Third, we have reasoning procedures to decide entailment. One way in which this is done is to use inference rules. For example, we may derive a rule such as $$(\mathsf{C} \sqsubseteq \mathsf{D} \wedge \mathsf{C}(x)) \rightarrow \mathsf{D}(x)$$ to support reasoning with respect to the $$\sqsubseteq$$ operator in description logics. This rule may be applied for forward-chaining or backward-chaining. But there are many forms of reasoning procedures suitable for different types of languages; for example, for more expressive description logics, (a finite set of Horn) rules is not sufficient to guarantee complete reasoning, and so tableau-based methods are often used.
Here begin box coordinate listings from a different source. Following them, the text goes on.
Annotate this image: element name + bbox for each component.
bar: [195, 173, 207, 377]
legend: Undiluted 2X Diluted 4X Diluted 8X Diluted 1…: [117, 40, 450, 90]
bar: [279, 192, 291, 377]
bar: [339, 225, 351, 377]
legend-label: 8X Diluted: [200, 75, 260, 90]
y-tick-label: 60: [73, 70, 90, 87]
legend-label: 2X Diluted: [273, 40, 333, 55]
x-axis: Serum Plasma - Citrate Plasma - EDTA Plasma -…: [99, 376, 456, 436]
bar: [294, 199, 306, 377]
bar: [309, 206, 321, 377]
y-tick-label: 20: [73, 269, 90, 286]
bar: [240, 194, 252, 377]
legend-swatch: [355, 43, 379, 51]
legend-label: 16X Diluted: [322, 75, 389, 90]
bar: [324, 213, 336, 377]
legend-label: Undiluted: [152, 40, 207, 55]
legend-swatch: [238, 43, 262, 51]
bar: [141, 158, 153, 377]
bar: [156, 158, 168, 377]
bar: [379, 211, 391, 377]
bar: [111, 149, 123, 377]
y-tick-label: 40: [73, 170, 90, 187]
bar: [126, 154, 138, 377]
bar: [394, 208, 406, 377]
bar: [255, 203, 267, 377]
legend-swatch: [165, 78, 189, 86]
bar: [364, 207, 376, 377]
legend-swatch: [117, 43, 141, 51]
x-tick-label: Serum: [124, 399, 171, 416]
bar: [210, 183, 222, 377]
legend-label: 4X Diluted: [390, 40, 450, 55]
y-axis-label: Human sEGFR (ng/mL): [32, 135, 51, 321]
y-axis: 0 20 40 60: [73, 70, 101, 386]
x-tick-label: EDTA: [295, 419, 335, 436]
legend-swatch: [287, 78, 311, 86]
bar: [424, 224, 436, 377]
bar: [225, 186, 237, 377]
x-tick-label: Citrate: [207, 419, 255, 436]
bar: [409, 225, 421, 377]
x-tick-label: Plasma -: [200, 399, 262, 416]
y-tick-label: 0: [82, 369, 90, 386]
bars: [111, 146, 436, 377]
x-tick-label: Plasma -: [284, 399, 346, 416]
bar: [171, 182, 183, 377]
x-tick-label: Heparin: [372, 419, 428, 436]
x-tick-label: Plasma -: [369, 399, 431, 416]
Also one reasoning procedure can be useful for reasoning in different languages, where Datalog, for example, is natively based on rules.
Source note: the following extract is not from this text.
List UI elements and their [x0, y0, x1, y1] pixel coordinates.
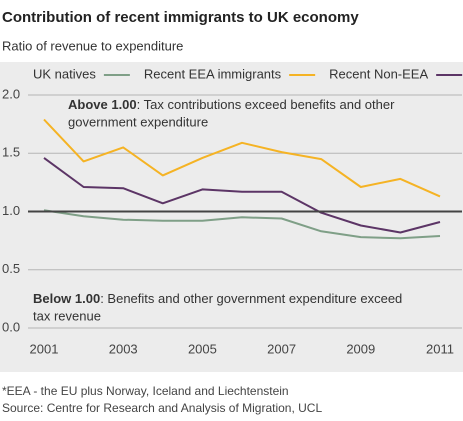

Returning to the question:

Reasoner is forward chaining inference engine (https://en.wikipedia.org/wiki/Semantic_reasoner) as opposite to Prolog backward chaining SAT solver (for queries).

A "reasoner" can adopt multiple strategies, including, but not limited to, forward-chaining on rules. Engines that apply tableau-based methods, backward chaining, resolution, etc., are also "reasoners". (The article you base the question on never claims that reasoners are forward chaining rule engines, but mentions this as one strategy.)

Why there is reasoner for description logics and not for other logics?

There are reasoners for other logics. For example, Vampire is a reasoner for first-order logic, XSB is a reasoner for Prolog, or just check here for a list of different reasoners for different languages.

• I understand that you imply that Vampire can do forward reasoning as well. So, I have found, that Vampire can do "demodulation (forward and backward" and "subsumption resolution (forward and backward)". I don't yet know what it means (I will read later about it), but it doesn't sound like full forward chaining. I.e. can I: 1) input into Vampire some set of premises, indicate natural deduction rule and get out the consequent ("bottom") set of sentences? 2) input input Vampire jugment (or two), indicate sequent calculues rule and get out the consequent ("bottom") judgment for one step? – TomR Nov 4 '19 at 13:06

Section 9.3.2 of the leading artificial intelligence textbook contains a sketch implementation of a forward chaining inference engine.